Wednesday, 13 February 2019
Death of Shane O'Farrell: Motion
Those are very welcome words and I commend the Minister on accepting the motion, as I understand he will. We all await his comments.
We need clarification about the timeframe for the implementation of the motion and precisely how it is proposed to go about the establishment of the public inquiry called for. The details of the case are well known. We had a debate on the issue eight months ago in this House. I spoke at length, as did others, and set out the details which are also set out in the motion. It is worth noting the litany of failings following the tragic death in August 2011. There were failings of communication within and between the different courts and justice agencies in this jurisdiction, as well as failings on a cross-Border basis between the courts and judicial authorities in the North and the South of the island. Those failings of communication need to be investigated to ensure that we do not see any other families being failed by the system in the way the O'Farrell family have been.

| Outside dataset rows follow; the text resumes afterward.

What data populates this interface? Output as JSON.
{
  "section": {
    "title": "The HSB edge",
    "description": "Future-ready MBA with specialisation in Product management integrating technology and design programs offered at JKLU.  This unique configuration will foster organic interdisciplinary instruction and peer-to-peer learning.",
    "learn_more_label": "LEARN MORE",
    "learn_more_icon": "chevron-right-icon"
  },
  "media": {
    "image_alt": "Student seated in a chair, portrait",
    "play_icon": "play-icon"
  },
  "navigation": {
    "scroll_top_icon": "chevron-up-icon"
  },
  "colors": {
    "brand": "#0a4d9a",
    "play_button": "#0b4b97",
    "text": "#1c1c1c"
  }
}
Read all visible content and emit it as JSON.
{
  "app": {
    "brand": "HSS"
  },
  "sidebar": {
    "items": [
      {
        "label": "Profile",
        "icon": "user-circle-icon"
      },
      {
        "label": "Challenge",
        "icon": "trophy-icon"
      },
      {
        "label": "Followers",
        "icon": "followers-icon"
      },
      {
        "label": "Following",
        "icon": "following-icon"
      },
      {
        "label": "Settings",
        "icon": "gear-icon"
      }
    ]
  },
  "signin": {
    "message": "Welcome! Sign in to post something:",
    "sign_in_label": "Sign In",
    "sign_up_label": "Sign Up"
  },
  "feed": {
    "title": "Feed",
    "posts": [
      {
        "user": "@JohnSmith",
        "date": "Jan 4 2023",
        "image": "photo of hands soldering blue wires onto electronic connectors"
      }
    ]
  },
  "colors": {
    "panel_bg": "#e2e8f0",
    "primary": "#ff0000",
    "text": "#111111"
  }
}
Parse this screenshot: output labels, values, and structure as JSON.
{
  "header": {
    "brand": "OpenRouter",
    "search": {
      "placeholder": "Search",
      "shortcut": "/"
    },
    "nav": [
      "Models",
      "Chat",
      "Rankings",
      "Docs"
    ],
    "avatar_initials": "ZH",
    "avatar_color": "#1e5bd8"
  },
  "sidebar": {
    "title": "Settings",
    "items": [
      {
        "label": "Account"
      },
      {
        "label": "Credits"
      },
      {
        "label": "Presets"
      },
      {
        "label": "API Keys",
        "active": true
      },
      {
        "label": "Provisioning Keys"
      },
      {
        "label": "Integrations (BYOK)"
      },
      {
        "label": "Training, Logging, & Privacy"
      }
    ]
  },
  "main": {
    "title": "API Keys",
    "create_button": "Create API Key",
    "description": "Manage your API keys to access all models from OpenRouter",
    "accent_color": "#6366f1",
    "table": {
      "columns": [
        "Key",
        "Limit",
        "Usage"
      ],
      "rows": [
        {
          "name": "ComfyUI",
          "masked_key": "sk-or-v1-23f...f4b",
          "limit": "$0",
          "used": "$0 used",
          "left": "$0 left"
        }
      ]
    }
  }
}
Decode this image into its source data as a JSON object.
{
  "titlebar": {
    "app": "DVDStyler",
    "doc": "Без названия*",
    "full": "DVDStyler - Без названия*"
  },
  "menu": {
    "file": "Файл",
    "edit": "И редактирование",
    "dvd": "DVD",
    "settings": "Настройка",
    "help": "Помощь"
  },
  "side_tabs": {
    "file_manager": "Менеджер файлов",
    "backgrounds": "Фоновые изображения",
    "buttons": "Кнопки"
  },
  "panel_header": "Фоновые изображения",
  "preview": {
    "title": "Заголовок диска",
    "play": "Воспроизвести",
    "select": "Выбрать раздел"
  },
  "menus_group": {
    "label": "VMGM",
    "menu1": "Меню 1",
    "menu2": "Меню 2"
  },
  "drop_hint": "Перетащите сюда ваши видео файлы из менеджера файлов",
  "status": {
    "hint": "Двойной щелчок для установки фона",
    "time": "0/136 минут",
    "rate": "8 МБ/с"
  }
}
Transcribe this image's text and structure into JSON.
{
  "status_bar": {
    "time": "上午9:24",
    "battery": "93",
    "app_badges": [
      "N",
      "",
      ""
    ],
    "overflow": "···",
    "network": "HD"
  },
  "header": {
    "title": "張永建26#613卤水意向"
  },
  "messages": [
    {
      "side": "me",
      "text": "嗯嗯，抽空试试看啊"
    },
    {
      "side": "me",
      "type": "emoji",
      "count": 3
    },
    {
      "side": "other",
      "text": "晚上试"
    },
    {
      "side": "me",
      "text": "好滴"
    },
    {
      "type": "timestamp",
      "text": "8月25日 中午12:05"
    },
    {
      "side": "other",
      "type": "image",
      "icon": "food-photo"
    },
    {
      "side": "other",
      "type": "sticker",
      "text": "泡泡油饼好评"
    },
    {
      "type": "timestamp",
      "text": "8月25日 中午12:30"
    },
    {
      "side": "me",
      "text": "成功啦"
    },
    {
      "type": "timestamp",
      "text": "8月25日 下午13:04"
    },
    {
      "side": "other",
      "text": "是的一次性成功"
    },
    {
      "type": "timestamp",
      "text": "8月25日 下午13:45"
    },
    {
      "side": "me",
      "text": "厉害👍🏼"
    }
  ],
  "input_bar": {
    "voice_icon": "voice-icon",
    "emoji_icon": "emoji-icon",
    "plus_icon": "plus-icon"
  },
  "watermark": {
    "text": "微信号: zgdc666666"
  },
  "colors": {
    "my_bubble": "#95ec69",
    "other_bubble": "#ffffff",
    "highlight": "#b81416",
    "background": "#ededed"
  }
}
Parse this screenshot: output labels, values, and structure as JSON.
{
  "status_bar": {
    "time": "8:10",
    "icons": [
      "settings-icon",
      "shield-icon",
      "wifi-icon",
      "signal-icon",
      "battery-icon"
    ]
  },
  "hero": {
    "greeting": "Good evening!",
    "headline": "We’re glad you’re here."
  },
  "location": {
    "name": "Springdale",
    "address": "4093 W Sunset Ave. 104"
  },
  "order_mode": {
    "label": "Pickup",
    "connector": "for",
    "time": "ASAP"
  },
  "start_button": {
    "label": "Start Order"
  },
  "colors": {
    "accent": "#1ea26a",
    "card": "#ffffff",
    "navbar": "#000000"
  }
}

The motion that so many of us support not only calls for the immediate establishment of a public inquiry into Shane O'Farrell's death, but also calls on the Government to make sure that adequate information systems exist within the Courts Service to enable courts to immediately access information on sentences imposed or orders made on persons previously convicted of offences. That is an important point to highlight. We all want to ensure that no other family will suffer in this way and that mechanisms are put in place to ensure there is a sufficient exchange of information between courts and policing agencies, both in this jurisdiction and between this jurisdiction and the North, to ensure courts are fully seised of all circumstances when a case comes before them, whereas in this case, they should have been aware of much more information that they were not aware of.
I welcome the Minister's commitment to the motion. When he spoke in response to our previous debate eight months ago, he said he would reflect on what we said and the fact that the Dáil voted on 14 June 2018 in support of a public inquiry. An inquiry is long overdue. My party leader, Deputy Howlin, called some years ago for the initiation of a scoping inquiry into Shane O'Farrell's death. I know that was recently announced, under District Court judge Gerard Haughton, but if a scoping inquiry had been established years ago, we would have seen a public inquiry set up in a much more timely fashion. I am taken by an article by Michael Clifford published on 7 February in which he clearly set out the grounds for bypassing the scoping exercise and ensuring the holding of a commission of investigation into this issue. He also set out the compelling body of evidence which points towards repeated and serious failures in the criminal justice system, leading to a young man's tragic death. I urge colleagues to support the motion.